As Daniel Victor and Jesus Jiménez report in the New York Times:
“It was a long time coming,” said Rodney Ellis, a Harris County commissioner, who nearly 30 years ago sponsored a Texas law demanding renaming. “Just as we say ‘Black lives matter,’ names matter. They matter a lot.”
The United States has a long history of towns and geographical features with racist names, and recent decades are dotted with efforts to change them. Many have been renamed, but other efforts have been met with resistance, often by locals who take pride in their history and see no reason to change.
See, as one example, White Settlement, Texas.
“People chose to give these offensive names to roads and rivers and creeks because they wanted to make a statement, a statement that would go beyond their voice, beyond that generation,” Mr. Ellis said. “If it’s a statement that is not something we want people to emulate, we should recognize that.”
This approval came, not incidentally, in the wake of the George Floyd uprisings of 2020, when nearly 100 monuments to confederate generals like Robert E. Lee were toppled at sites around the country, the Confederate Flag was officially retired as the state flag of Mississippi, and when an estimated 15 million to 26 million people joined together to denounce the racist structures of dominance that continue to make Black people in the United States vulnerable to premature death.
In the face of the overwhelming injustice experienced by Black people in the United States—so frequently in the name of the Justice System—it is understandable that some activists and commentators are impatient with the symbolic struggles of the past several years.

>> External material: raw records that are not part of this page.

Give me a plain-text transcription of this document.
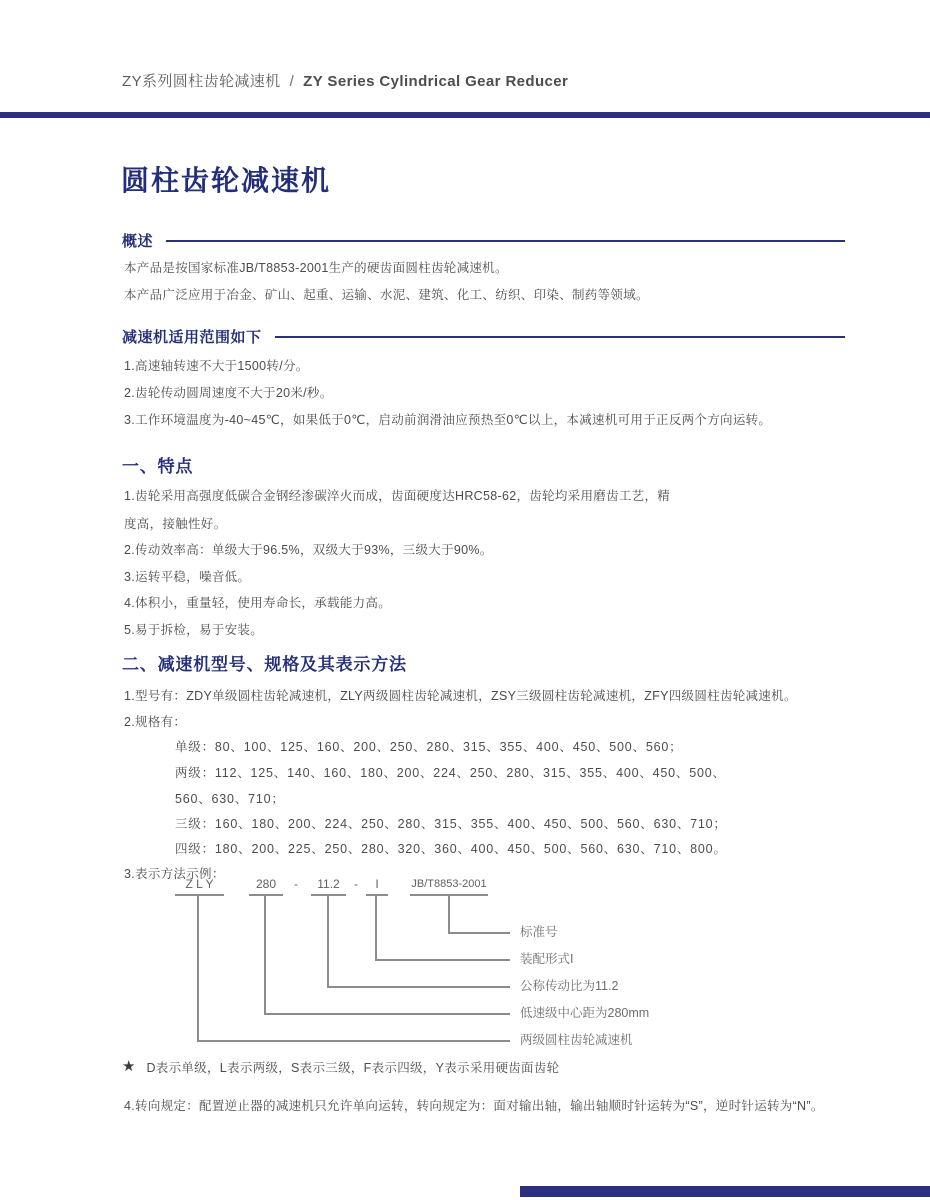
ZY系列圆柱齿轮减速机 / ZY Series Cylindrical Gear Reducer
圆柱齿轮减速机
概述
本产品是按国家标准JB/T8853-2001生产的硬齿面圆柱齿轮减速机。
本产品广泛应用于冶金、矿山、起重、运输、水泥、建筑、化工、纺织、印染、制药等领域。
减速机适用范围如下
1.高速轴转速不大于1500转/分。
2.齿轮传动圆周速度不大于20米/秒。
3.工作环境温度为-40~45℃，如果低于0℃，启动前润滑油应预热至0℃以上，本减速机可用于正反两个方向运转。
一、特点
1.齿轮采用高强度低碳合金钢经渗碳淬火而成，齿面硬度达HRC58-62，齿轮均采用磨齿工艺，精
度高，接触性好。
2.传动效率高：单级大于96.5%，双级大于93%，三级大于90%。
3.运转平稳，噪音低。
4.体积小，重量轻，使用寿命长，承载能力高。
5.易于拆检，易于安装。
二、减速机型号、规格及其表示方法
1.型号有：ZDY单级圆柱齿轮减速机，ZLY两级圆柱齿轮减速机，ZSY三级圆柱齿轮减速机，ZFY四级圆柱齿轮减速机。
2.规格有：
单级：80、100、125、160、200、250、280、315、355、400、450、500、560；
两级：112、125、140、160、180、200、224、250、280、315、355、400、450、500、
560、630、710；
三级：160、180、200、224、250、280、315、355、400、450、500、560、630、710；
四级：180、200、225、250、280、320、360、400、450、500、560、630、710、800。
3.表示方法示例：
Z L Y	280	-	11.2	-	I	JB/T8853-2001
标准号
装配形式I
公称传动比为11.2
低速级中心距为280mm
两级圆柱齿轮减速机
★ D表示单级，L表示两级，S表示三级，F表示四级，Y表示采用硬齿面齿轮
4.转向规定：配置逆止器的减速机只允许单向运转，转向规定为：面对输出轴，输出轴顺时针运转为“S”，逆时针运转为“N”。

When the Mayor of the District of Columbia, Muriel Bowser announced the renaming of a section of the street outside the White House as Black Lives Matter Plaza in June 2020, many activists were asking the same question:
What material transformations arise from a name change?
Debates over the merits of struggles over symbols loom large in the field of social justice activism, organizing, and theory. There are certainly no guarantees that meaningful structural or material changes will arise from successful monument struggles or renaming campaigns. But if the monument removals of the past two years have taught us anything, it is that symbolic struggles shape popular consciousness, revealing the collective capacity of the people to set the coordinates through which we navigate space.

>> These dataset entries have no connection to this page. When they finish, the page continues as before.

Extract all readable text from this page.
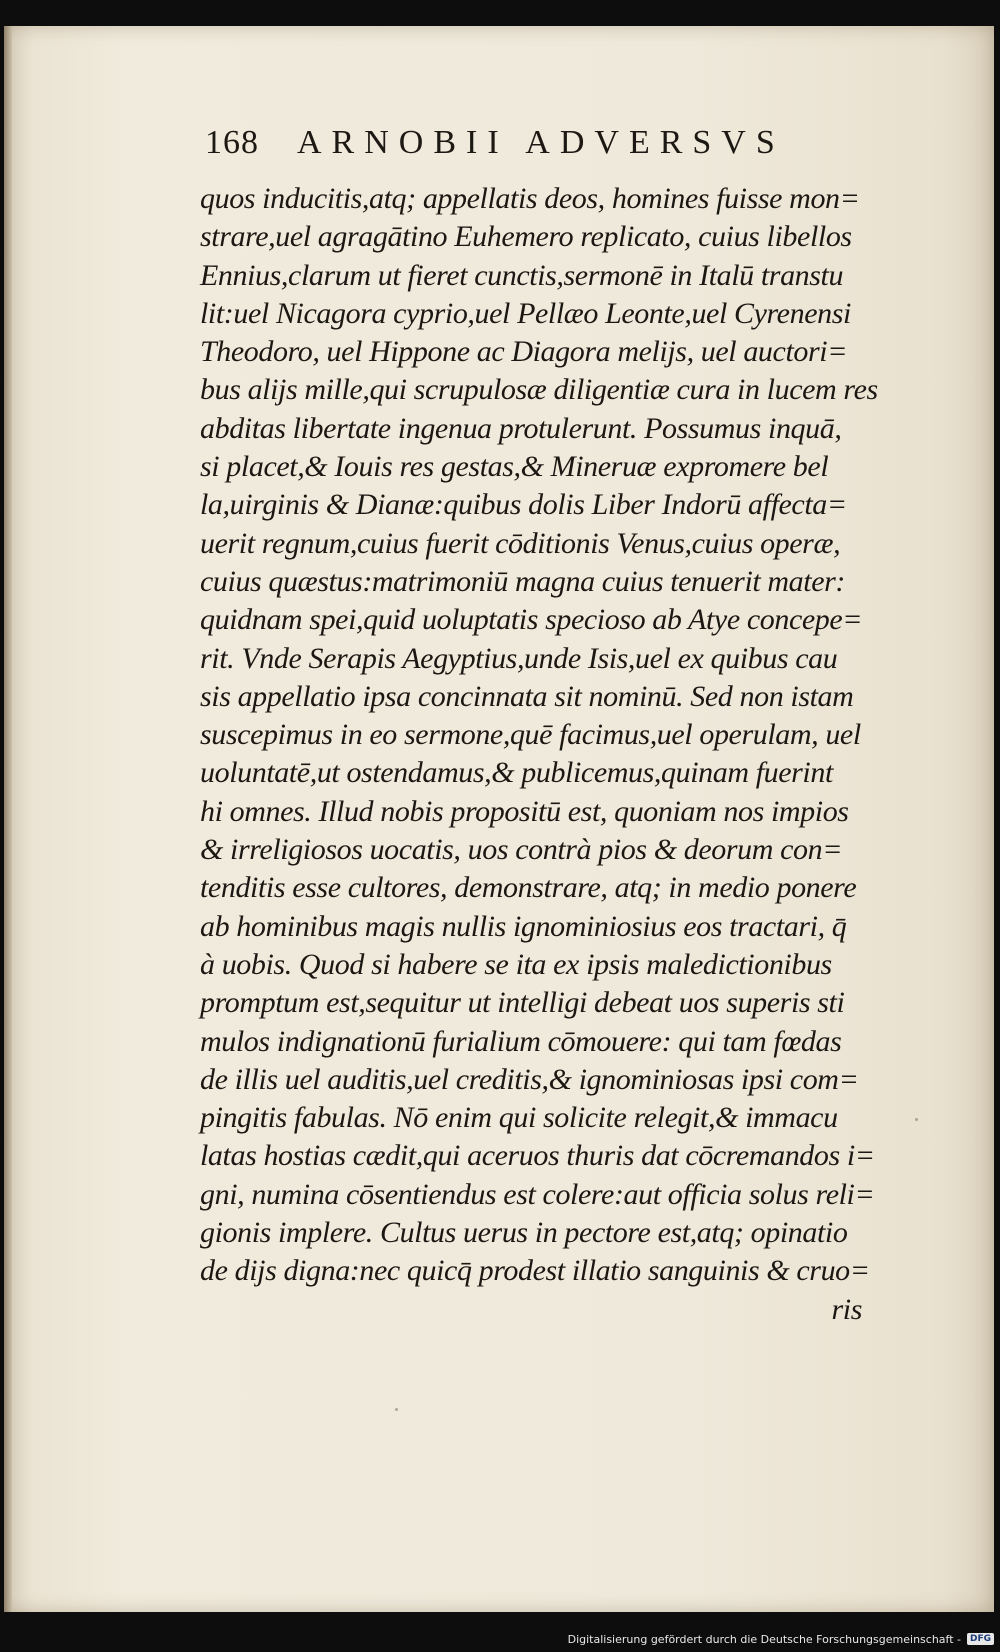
168 ARNOBII ADVERSVS
quos inducitis,atq; appellatis deos, homines fuisse mon=
strare,uel agragātino Euhemero replicato, cuius libellos
Ennius,clarum ut fieret cunctis,sermonē in Italū transtu
lit:uel Nicagora cyprio,uel Pellæo Leonte,uel Cyrenensi
Theodoro, uel Hippone ac Diagora melijs, uel auctori=
bus alijs mille,qui scrupulosæ diligentiæ cura in lucem res
abditas libertate ingenua protulerunt. Possumus inquā,
si placet,& Iouis res gestas,& Mineruæ expromere bel
la,uirginis & Dianæ:quibus dolis Liber Indorū affecta=
uerit regnum,cuius fuerit cōditionis Venus,cuius operæ,
cuius quæstus:matrimoniū magna cuius tenuerit mater:
quidnam spei,quid uoluptatis specioso ab Atye concepe=
rit. Vnde Serapis Aegyptius,unde Isis,uel ex quibus cau
sis appellatio ipsa concinnata sit nominū. Sed non istam
suscepimus in eo sermone,quē facimus,uel operulam, uel
uoluntatē,ut ostendamus,& publicemus,quinam fuerint
hi omnes. Illud nobis propositū est, quoniam nos impios
& irreligiosos uocatis, uos contrà pios & deorum con=
tenditis esse cultores, demonstrare, atq; in medio ponere
ab hominibus magis nullis ignominiosius eos tractari, q̄
à uobis. Quod si habere se ita ex ipsis maledictionibus
promptum est,sequitur ut intelligi debeat uos superis sti
mulos indignationū furialium cōmouere: qui tam fœdas
de illis uel auditis,uel creditis,& ignominiosas ipsi com=
pingitis fabulas. Nō enim qui solicite relegit,& immacu
latas hostias cædit,qui aceruos thuris dat cōcremandos i=
gni, numina cōsentiendus est colere:aut officia solus reli=
gionis implere. Cultus uerus in pectore est,atq; opinatio
de dijs digna:nec quicq̄ prodest illatio sanguinis & cruo=
ris
Digitalisierung gefördert durch die Deutsche Forschungsgemeinschaft -	DFG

Monument removals and renaming campaigns are not only about history, but also about the present. They are part of a broad struggle to determine the symbols that orient people to place. As we saw so clearly during the Unite the Right rally in Charlottesville, white supremacist symbols like Confederate flags do not only function as reminders of an oppressive past; they have present use value, which the far right is mobilizing to great effect.

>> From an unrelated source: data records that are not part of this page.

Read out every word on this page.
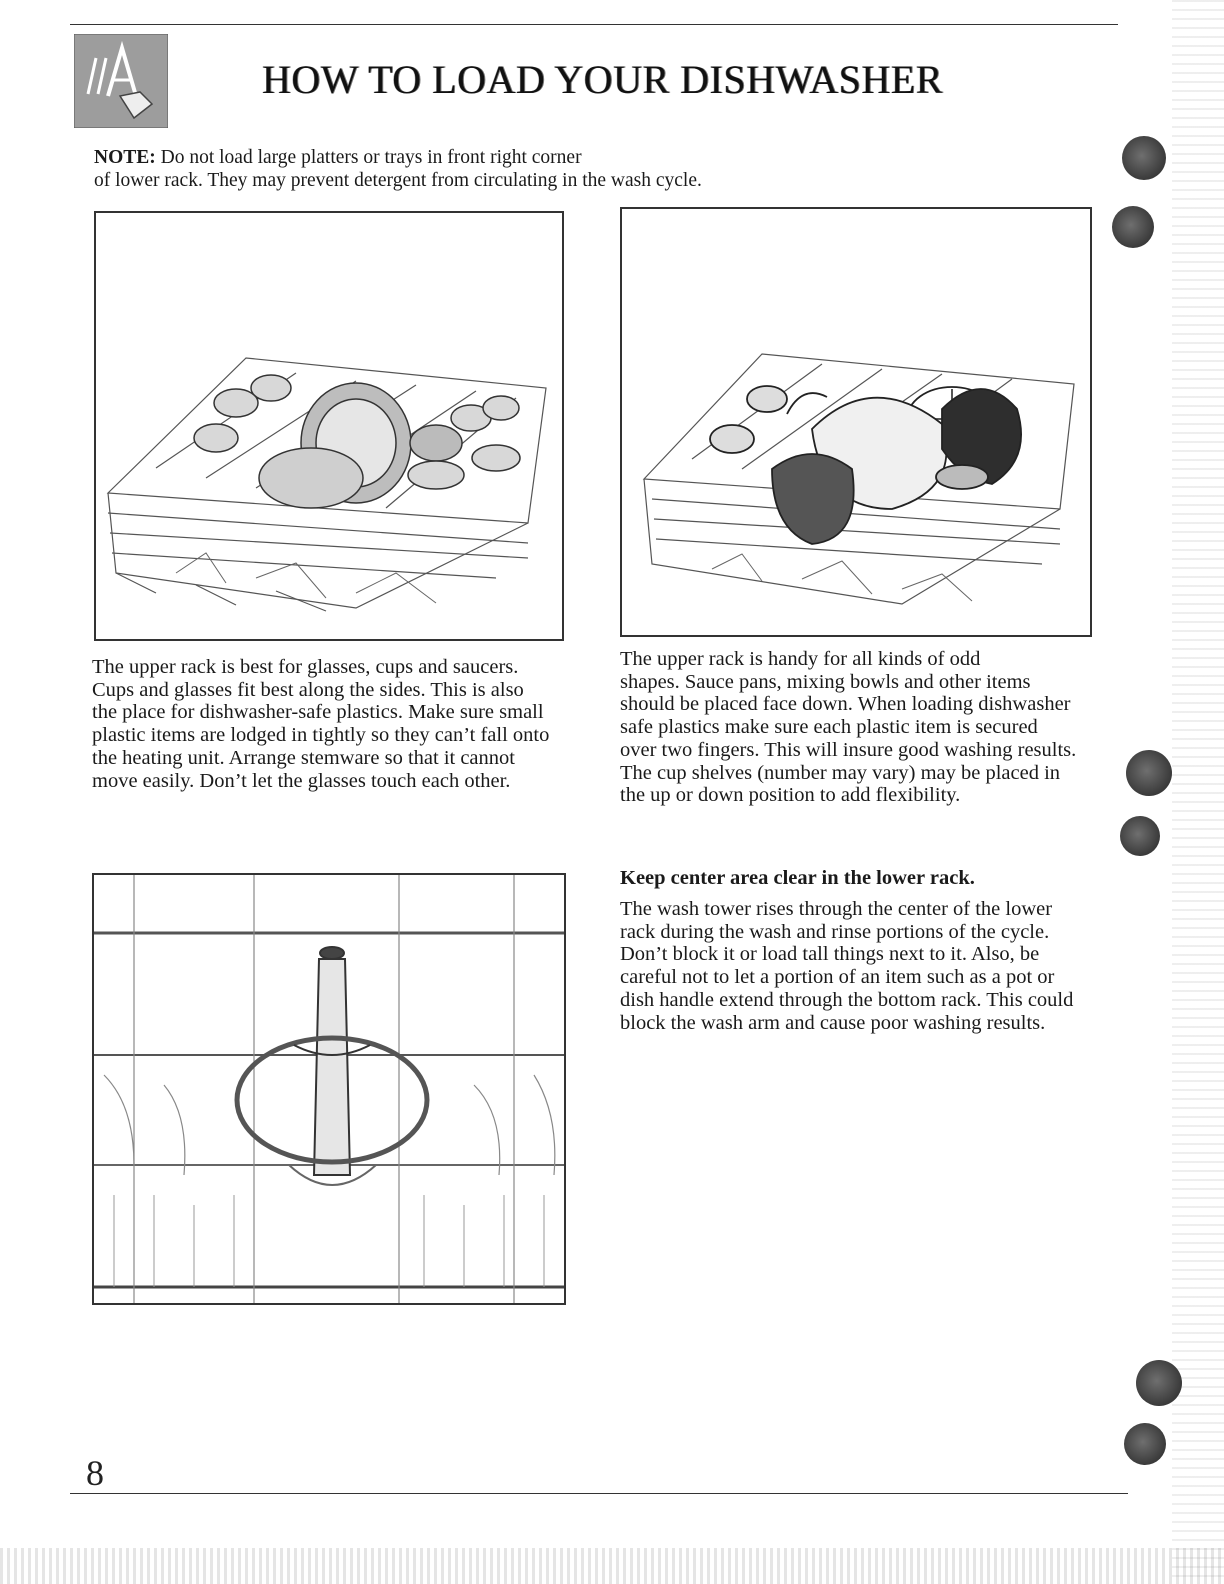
HOW TO LOAD YOUR DISHWASHER
NOTE: Do not load large platters or trays in front right corner
of lower rack. They may prevent detergent from circulating in the wash cycle.
The upper rack is best for glasses, cups and saucers.
Cups and glasses fit best along the sides. This is also
the place for dishwasher-safe plastics. Make sure small
plastic items are lodged in tightly so they can’t fall onto
the heating unit. Arrange stemware so that it cannot
move easily. Don’t let the glasses touch each other.
The upper rack is handy for all kinds of odd
shapes. Sauce pans, mixing bowls and other items
should be placed face down. When loading dishwasher
safe plastics make sure each plastic item is secured
over two fingers. This will insure good washing results.
The cup shelves (number may vary) may be placed in
the up or down position to add flexibility.
Keep center area clear in the lower rack.
The wash tower rises through the center of the lower
rack during the wash and rinse portions of the cycle.
Don’t block it or load tall things next to it. Also, be
careful not to let a portion of an item such as a pot or
dish handle extend through the bottom rack. This could
block the wash arm and cause poor washing results.
8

Taking a bird’s eye view of the monument removals, counter-monuments, renaming campaigns and successful place name changes taking place across the country, we can also see the common ground shared by struggles that are too often understood as discrete. From Texas to Yellowstone and beyond, renaming campaigns arise from specific struggles for racial justice and Indigenous sovereignty, but they conjoin in one struggle to remap the world.